Monday, August 30, 2010

How Much Fact Do We Need in Our Fiction?

I drove to Upstate New York this past weekend and over the 7-hour drive I had ample time to listen to the radio. One of the recurrent discussions was the new Taylor Swift song and, in fact, I heard a brief interview with her about the inspiration for the piece.

She mentioned that while so many romances don't work and a lot of people may not have the exact models of a healthy relationship that they would like, many people--like her--are hopeless romantics and daydream about the rare exception.

It seemed, however, over the course of my drive that for every song about a cheating partner, there were several more about a fabulous love story--the hopeless romantics won out. Even in The Luxe, which I'll review tomorrow, despite all the scheming and betrayal, pressures and politics, true love seems to find a detour through all of that.

So as I drove out of the congestion of Washington, D.C., through the long, winding hills of rural Pennsylvania, and finally crossed over into the Empire State I got to wondering, in literature, what's the right balance between reality and "fantasy"? Do we want all make-believe for a beach read but something with more "meat on the bones" for every day? Does the idealistic relationship work better in first person because it's more voyeuristic? Does the "idealistic" relationship look different from a male protagonist point of view versus a female point of view and if so, how? And how much reality does there need to be for it to be believable and how much true fiction for it to be fun?

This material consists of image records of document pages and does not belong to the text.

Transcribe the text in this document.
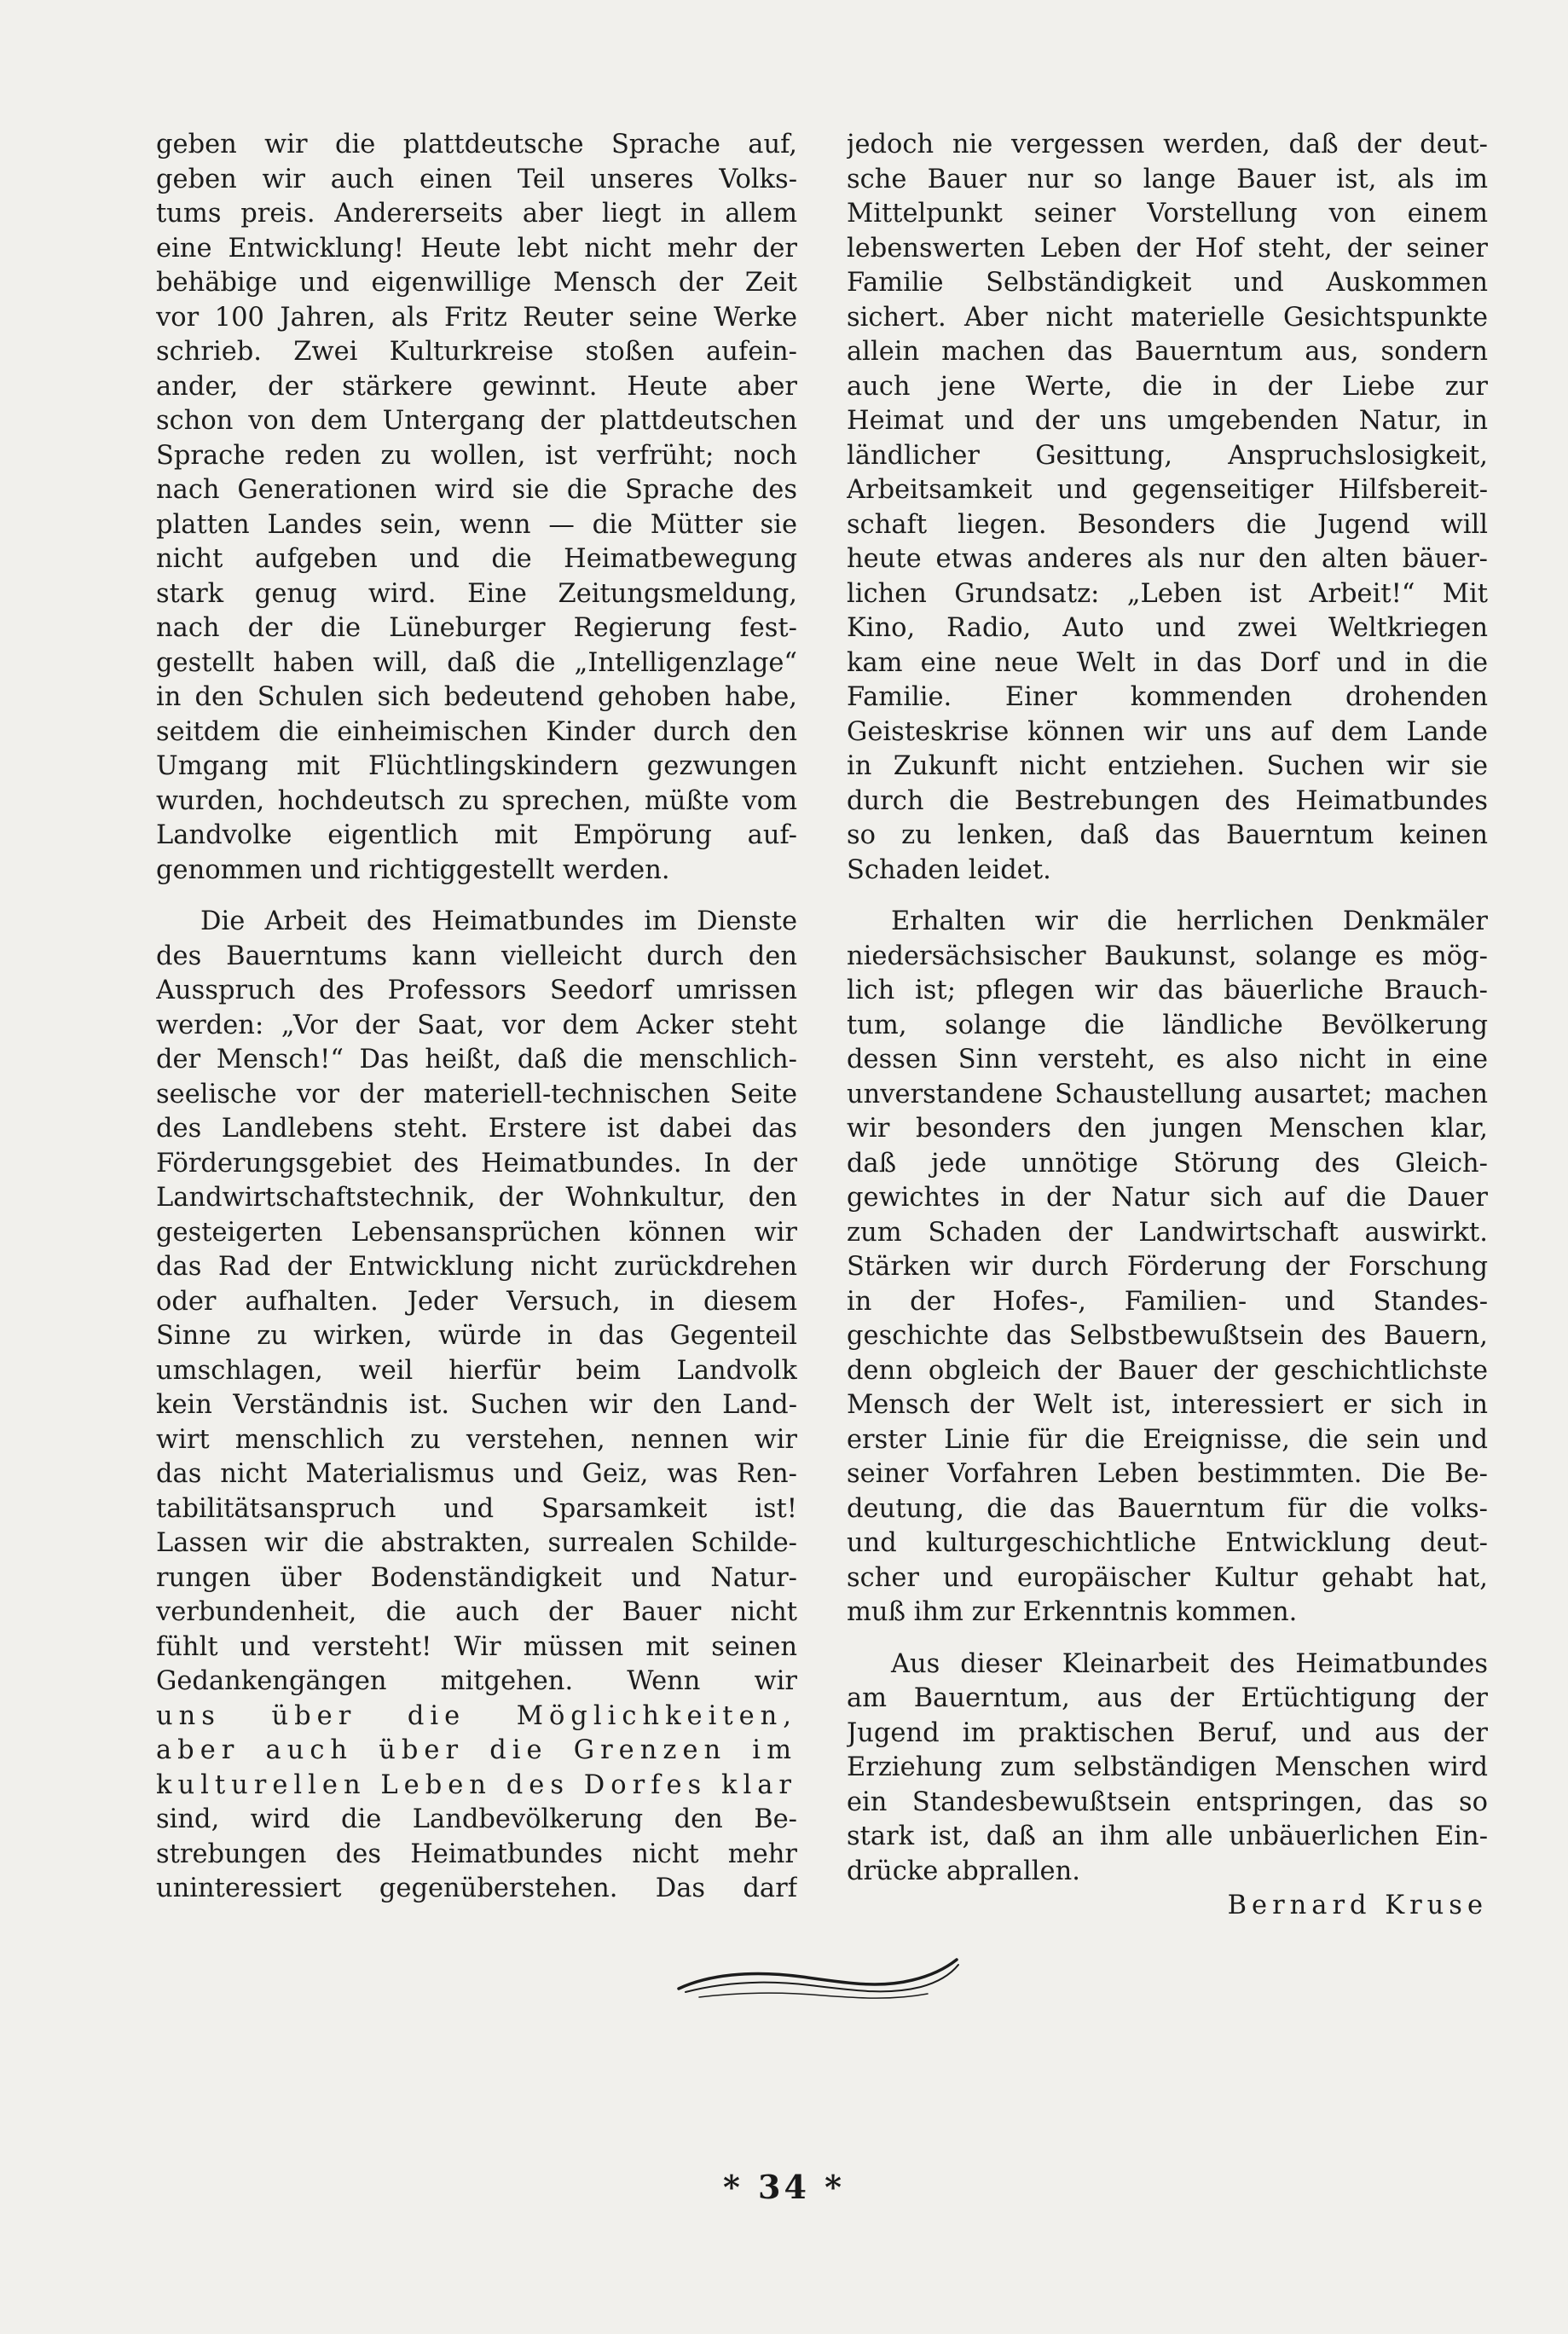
geben wir die plattdeutsche Sprache auf,
geben wir auch einen Teil unseres Volks-
tums preis. Andererseits aber liegt in allem
eine Entwicklung! Heute lebt nicht mehr der
behäbige und eigenwillige Mensch der Zeit
vor 100 Jahren, als Fritz Reuter seine Werke
schrieb. Zwei Kulturkreise stoßen aufein-
ander, der stärkere gewinnt. Heute aber
schon von dem Untergang der plattdeutschen
Sprache reden zu wollen, ist verfrüht; noch
nach Generationen wird sie die Sprache des
platten Landes sein, wenn — die Mütter sie
nicht aufgeben und die Heimatbewegung
stark genug wird. Eine Zeitungsmeldung,
nach der die Lüneburger Regierung fest-
gestellt haben will, daß die „Intelligenzlage“
in den Schulen sich bedeutend gehoben habe,
seitdem die einheimischen Kinder durch den
Umgang mit Flüchtlingskindern gezwungen
wurden, hochdeutsch zu sprechen, müßte vom
Landvolke eigentlich mit Empörung auf-
genommen und richtiggestellt werden.
Die Arbeit des Heimatbundes im Dienste
des Bauerntums kann vielleicht durch den
Ausspruch des Professors Seedorf umrissen
werden: „Vor der Saat, vor dem Acker steht
der Mensch!“ Das heißt, daß die menschlich-
seelische vor der materiell-technischen Seite
des Landlebens steht. Erstere ist dabei das
Förderungsgebiet des Heimatbundes. In der
Landwirtschaftstechnik, der Wohnkultur, den
gesteigerten Lebensansprüchen können wir
das Rad der Entwicklung nicht zurückdrehen
oder aufhalten. Jeder Versuch, in diesem
Sinne zu wirken, würde in das Gegenteil
umschlagen, weil hierfür beim Landvolk
kein Verständnis ist. Suchen wir den Land-
wirt menschlich zu verstehen, nennen wir
das nicht Materialismus und Geiz, was Ren-
tabilitätsanspruch und Sparsamkeit ist!
Lassen wir die abstrakten, surrealen Schilde-
rungen über Bodenständigkeit und Natur-
verbundenheit, die auch der Bauer nicht
fühlt und versteht! Wir müssen mit seinen
Gedankengängen mitgehen. Wenn wir
uns über die Möglichkeiten,
aber auch über die Grenzen im
kulturellen Leben des Dorfes klar
sind, wird die Landbevölkerung den Be-
strebungen des Heimatbundes nicht mehr
uninteressiert gegenüberstehen. Das darf
jedoch nie vergessen werden, daß der deut-
sche Bauer nur so lange Bauer ist, als im
Mittelpunkt seiner Vorstellung von einem
lebenswerten Leben der Hof steht, der seiner
Familie Selbständigkeit und Auskommen
sichert. Aber nicht materielle Gesichtspunkte
allein machen das Bauerntum aus, sondern
auch jene Werte, die in der Liebe zur
Heimat und der uns umgebenden Natur, in
ländlicher Gesittung, Anspruchslosigkeit,
Arbeitsamkeit und gegenseitiger Hilfsbereit-
schaft liegen. Besonders die Jugend will
heute etwas anderes als nur den alten bäuer-
lichen Grundsatz: „Leben ist Arbeit!“ Mit
Kino, Radio, Auto und zwei Weltkriegen
kam eine neue Welt in das Dorf und in die
Familie. Einer kommenden drohenden
Geisteskrise können wir uns auf dem Lande
in Zukunft nicht entziehen. Suchen wir sie
durch die Bestrebungen des Heimatbundes
so zu lenken, daß das Bauerntum keinen
Schaden leidet.
Erhalten wir die herrlichen Denkmäler
niedersächsischer Baukunst, solange es mög-
lich ist; pflegen wir das bäuerliche Brauch-
tum, solange die ländliche Bevölkerung
dessen Sinn versteht, es also nicht in eine
unverstandene Schaustellung ausartet; machen
wir besonders den jungen Menschen klar,
daß jede unnötige Störung des Gleich-
gewichtes in der Natur sich auf die Dauer
zum Schaden der Landwirtschaft auswirkt.
Stärken wir durch Förderung der Forschung
in der Hofes-, Familien- und Standes-
geschichte das Selbstbewußtsein des Bauern,
denn obgleich der Bauer der geschichtlichste
Mensch der Welt ist, interessiert er sich in
erster Linie für die Ereignisse, die sein und
seiner Vorfahren Leben bestimmten. Die Be-
deutung, die das Bauerntum für die volks-
und kulturgeschichtliche Entwicklung deut-
scher und europäischer Kultur gehabt hat,
muß ihm zur Erkenntnis kommen.
Aus dieser Kleinarbeit des Heimatbundes
am Bauerntum, aus der Ertüchtigung der
Jugend im praktischen Beruf, und aus der
Erziehung zum selbständigen Menschen wird
ein Standesbewußtsein entspringen, das so
stark ist, daß an ihm alle unbäuerlichen Ein-
drücke abprallen.
Bernard Kruse
* 34 *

I don't have the answers but maybe you do...or at least some thoughts on the topic?

1 comment:

  1. I have definetly had some of these similiar thoughts to. Certainly movies and books where everything somehow ends up ok, usually meaning that the protagonist has found a loving relationship, are not a realistic representation of real life where most of the time complications and drama don't allow things to work out they way we want them to and our flaws end up dominating our decisions instead of our dreams. But for me I love the escape and althought I know that relationships are not always that perfect and much harder than that and don't always work out, I still love reading them. But although I love reading them, are they really healthy for me? Should I instead be reading something to help with self improvement or doing something that is a real social interaction helping me to develop real relationships instead of spending so much time reading about them?